How many chances do you get to meet the person you are supposed to spend the rest of your life with?
Once is a beautiful and understated film that is about that meeting. It's also about music and creativity and expression and cynics and romantics. The film stars two musicians, as opposed to trained actors. Glen Hansard is frontman for the Irish band The Frames. He recently moved to the Czech Republic and met fellow musician, Marketa Irglova. They were originally going to just write the songs for the movie, but the director decided to use their natural chemistry and cast them in the roles.
If you are a fan of music, watching this film is a moving experience. It's a joy to see the bond that forms between the two characters as they work on a song together. The film opens with Glen busking and promptly having someone try to snag what little money he has earned. We see him again that evening singing his own material. The tune he performs, just him and his battered guitar, gave me shivers. I wanted to clap, to cry, to sing along.
He meets a Czech immigrant and thanks to a bizarre series of questions they become friends. We find out he is still bitterly pining for an ex-girlfriend. Eventually, we find out she is separated from her husband and has a daughter. The relationship grows stronger as they work on music together (she sings and plays piano). It is obvious he wants to take it to the next level, but she is the pragmatic one and, even though she is falling for him, keeps him at a safe distance.

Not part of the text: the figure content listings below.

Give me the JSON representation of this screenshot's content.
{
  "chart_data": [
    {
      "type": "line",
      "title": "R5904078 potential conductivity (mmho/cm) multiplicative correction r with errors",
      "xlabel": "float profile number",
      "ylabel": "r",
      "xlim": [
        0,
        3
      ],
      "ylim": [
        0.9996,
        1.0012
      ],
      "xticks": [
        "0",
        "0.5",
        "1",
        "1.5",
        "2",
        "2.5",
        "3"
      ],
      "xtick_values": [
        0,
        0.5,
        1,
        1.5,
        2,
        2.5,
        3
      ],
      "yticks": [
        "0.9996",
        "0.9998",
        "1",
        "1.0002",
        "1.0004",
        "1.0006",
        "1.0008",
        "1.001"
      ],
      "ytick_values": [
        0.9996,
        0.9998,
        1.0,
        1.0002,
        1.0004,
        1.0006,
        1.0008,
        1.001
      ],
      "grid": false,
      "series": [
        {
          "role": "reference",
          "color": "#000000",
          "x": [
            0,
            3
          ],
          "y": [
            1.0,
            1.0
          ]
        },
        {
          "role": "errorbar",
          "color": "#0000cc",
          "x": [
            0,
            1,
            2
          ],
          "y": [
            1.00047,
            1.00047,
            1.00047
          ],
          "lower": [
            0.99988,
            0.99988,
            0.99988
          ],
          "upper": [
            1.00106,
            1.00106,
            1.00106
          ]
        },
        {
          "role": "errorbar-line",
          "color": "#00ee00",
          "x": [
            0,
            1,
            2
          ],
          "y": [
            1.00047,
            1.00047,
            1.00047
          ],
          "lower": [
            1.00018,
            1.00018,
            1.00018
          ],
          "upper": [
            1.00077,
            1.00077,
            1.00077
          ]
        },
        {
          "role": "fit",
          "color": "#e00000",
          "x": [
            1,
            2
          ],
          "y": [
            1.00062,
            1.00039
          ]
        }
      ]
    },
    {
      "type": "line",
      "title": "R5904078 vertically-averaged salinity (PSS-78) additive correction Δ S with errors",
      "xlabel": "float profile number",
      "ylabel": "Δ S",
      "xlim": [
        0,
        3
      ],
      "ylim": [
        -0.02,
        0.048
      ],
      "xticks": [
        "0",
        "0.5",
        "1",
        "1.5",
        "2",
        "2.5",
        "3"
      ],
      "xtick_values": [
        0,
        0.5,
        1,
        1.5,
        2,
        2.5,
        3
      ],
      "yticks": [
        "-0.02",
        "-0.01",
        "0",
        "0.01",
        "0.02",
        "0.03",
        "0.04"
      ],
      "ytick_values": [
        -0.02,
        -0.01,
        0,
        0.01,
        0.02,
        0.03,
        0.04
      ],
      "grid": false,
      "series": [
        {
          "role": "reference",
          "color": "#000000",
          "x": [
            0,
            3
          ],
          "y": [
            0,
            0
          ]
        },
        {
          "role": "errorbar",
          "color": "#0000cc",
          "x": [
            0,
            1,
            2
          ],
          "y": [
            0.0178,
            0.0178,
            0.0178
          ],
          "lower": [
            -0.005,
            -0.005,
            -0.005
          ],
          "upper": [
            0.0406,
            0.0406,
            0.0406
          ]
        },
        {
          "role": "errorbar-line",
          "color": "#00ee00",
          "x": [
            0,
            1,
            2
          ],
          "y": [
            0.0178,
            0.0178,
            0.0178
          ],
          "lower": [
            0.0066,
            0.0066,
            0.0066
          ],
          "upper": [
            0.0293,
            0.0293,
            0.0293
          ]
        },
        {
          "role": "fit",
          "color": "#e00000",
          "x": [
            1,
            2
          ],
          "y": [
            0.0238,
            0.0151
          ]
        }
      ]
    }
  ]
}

The music really propels the story. Thanks to my interests I've always been right at the edge of that sort of creativity and watching them work up songs made me miss that feeling of belonging you get in those moments. We hear songs from all sides of love and loss. There's a great moment when she is singing a song to him that she'd actually written for her husband. He doesn't know that at first and you can just see on his face how she touches him. She helps him get some money together to record a proper demo. The recording session makes up about the last fourth of the film and is full of amazing songs.
I won't tell you how it ends, only because I don't want to spoil it. But, I will say it is not your standard Hollywood ending. Like the rest of the movie, it is romantic and bittersweet all at once. I cried, but I was satisfied. You don't know for sure what is going to happen to them.
So maybe the answer to the question isn't once, but once and again.
1 comment:
Is the movie in theaters, or did you rent it from Netflix? The review, as always, was compelling. I really want to go see it now. I was rewatching bits of Love, Actually on Friday.....as I was reading your review, I sensed some possible similarities between the two. Maybe?